@INRAE  2017-0099 Bassin d'élevage de poisson en mer
Publication Ecology and Evolution

Le bar, un poisson dont le sexe dépend de la température…dans un sens et dans l’autre

Contrairement aux mammifères et aux oiseaux chez lesquels le sexe est déterminé à la conception par des chromosomes sexuels (X et Y étant les plus connus), il est fréquent chez les poissons et les reptiles qu’il soit déterminé, au moins en partie, par la température de l’eau à une période clé du développement. C’est le cas chez le bar, mais, de façon surprenante, la même température peut donner des mâles ou des femelles selon le moment du développement où elle est appliquée. C’est ce que montre une étude conjointe entre l’unité Génétique Animale et Biologie Intégrative (GABI, INRAE, AgroParisTech, Université Paris-Saclay) et le laboratoire MARine Biodiversity, Exploitation and Conservation (MARBEC, IRD, Ifremer, Université de Montpellier, CNRS), parue le 4 novembre 2020 dans la revue Ecology and Evolution.

Le sexe de nombreuses espèces de poissons ou de reptiles est déterminé par la température à laquelle l’organisme est exposé en début de vie, ce qui permet une adaptation des populations aux conditions environnementales, quand celles-ci donnent un avantage reproductif à l'un ou l'autre sexe.
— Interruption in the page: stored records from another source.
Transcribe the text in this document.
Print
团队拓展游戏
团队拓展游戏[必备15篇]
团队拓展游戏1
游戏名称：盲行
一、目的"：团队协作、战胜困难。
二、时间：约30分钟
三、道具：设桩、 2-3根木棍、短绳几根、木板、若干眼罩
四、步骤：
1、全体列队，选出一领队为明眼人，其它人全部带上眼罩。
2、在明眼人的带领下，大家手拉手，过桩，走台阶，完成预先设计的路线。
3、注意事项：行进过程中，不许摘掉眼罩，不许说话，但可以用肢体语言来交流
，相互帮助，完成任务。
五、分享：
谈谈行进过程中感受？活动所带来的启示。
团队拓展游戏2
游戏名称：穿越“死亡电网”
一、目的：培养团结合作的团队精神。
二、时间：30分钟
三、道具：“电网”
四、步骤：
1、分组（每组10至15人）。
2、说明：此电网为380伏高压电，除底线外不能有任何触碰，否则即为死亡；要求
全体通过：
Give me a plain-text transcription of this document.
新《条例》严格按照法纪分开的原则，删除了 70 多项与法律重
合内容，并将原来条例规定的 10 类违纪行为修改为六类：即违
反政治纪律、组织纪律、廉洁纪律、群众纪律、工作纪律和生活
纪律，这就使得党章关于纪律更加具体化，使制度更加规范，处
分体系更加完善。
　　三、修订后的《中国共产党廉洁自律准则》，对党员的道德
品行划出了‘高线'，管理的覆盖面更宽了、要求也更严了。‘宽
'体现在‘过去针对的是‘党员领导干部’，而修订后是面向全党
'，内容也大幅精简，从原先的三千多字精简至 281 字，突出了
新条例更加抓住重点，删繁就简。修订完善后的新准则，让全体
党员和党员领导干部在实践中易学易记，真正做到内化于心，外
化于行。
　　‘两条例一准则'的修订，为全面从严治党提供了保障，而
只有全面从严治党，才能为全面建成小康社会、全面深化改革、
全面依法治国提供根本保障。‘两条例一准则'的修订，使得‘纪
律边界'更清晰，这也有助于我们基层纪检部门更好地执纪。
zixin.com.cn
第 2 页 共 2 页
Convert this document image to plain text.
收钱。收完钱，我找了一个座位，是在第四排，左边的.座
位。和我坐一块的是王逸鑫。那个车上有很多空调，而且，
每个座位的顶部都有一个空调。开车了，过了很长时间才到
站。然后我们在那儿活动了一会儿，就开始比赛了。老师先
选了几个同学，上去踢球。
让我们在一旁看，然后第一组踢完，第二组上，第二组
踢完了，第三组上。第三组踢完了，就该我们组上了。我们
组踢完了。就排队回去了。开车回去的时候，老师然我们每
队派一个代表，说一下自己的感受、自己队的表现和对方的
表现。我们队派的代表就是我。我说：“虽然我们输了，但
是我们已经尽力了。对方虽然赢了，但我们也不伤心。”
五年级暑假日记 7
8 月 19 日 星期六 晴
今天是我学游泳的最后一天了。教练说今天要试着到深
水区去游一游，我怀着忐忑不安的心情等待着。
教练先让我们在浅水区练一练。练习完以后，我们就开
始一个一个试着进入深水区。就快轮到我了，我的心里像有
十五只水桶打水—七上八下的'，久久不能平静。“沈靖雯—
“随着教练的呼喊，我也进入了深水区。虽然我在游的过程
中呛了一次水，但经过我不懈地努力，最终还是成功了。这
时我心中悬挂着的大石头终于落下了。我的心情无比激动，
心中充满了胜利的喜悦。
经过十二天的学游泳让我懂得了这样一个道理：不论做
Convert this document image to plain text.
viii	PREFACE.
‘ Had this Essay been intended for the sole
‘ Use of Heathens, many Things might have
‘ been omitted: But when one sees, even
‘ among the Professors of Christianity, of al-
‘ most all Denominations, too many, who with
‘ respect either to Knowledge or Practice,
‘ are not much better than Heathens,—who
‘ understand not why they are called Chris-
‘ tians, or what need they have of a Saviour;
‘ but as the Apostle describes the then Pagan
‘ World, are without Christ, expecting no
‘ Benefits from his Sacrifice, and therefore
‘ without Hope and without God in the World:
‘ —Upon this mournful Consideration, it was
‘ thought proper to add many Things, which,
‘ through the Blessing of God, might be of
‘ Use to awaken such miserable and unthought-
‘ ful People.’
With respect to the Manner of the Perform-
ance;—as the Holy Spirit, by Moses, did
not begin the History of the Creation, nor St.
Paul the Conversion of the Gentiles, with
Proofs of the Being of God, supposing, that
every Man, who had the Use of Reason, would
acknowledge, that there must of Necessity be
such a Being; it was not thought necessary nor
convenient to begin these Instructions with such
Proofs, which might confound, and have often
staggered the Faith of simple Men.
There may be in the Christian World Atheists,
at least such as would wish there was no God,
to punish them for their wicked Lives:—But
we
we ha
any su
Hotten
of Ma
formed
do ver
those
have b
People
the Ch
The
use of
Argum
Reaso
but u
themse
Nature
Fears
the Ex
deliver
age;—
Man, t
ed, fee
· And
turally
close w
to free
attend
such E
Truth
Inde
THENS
Cet effet de la température se produit pendant une période bien déterminée (pendant l'incubation chez les reptiles, et pendant les jeunes stades, après éclosion, chez les poissons). Dans les populations naturelles de bar, le sex-ratio est en moyenne équilibré (autant de mâles que de femelles), avec cependant des variations liées aux  conditions climatiques  annuelles. En élevage, le sex-ratio est souvent très biaisé vers le sexe mâle (de 75 à 95%), alors que l sexe femelle est le plus intéressant, du fait d’une croissance plus rapide et d’une puberté plus tardive. Les éleveurs et les chercheurs se sont donc interrogés sur les origines de ces différences déséquilibres.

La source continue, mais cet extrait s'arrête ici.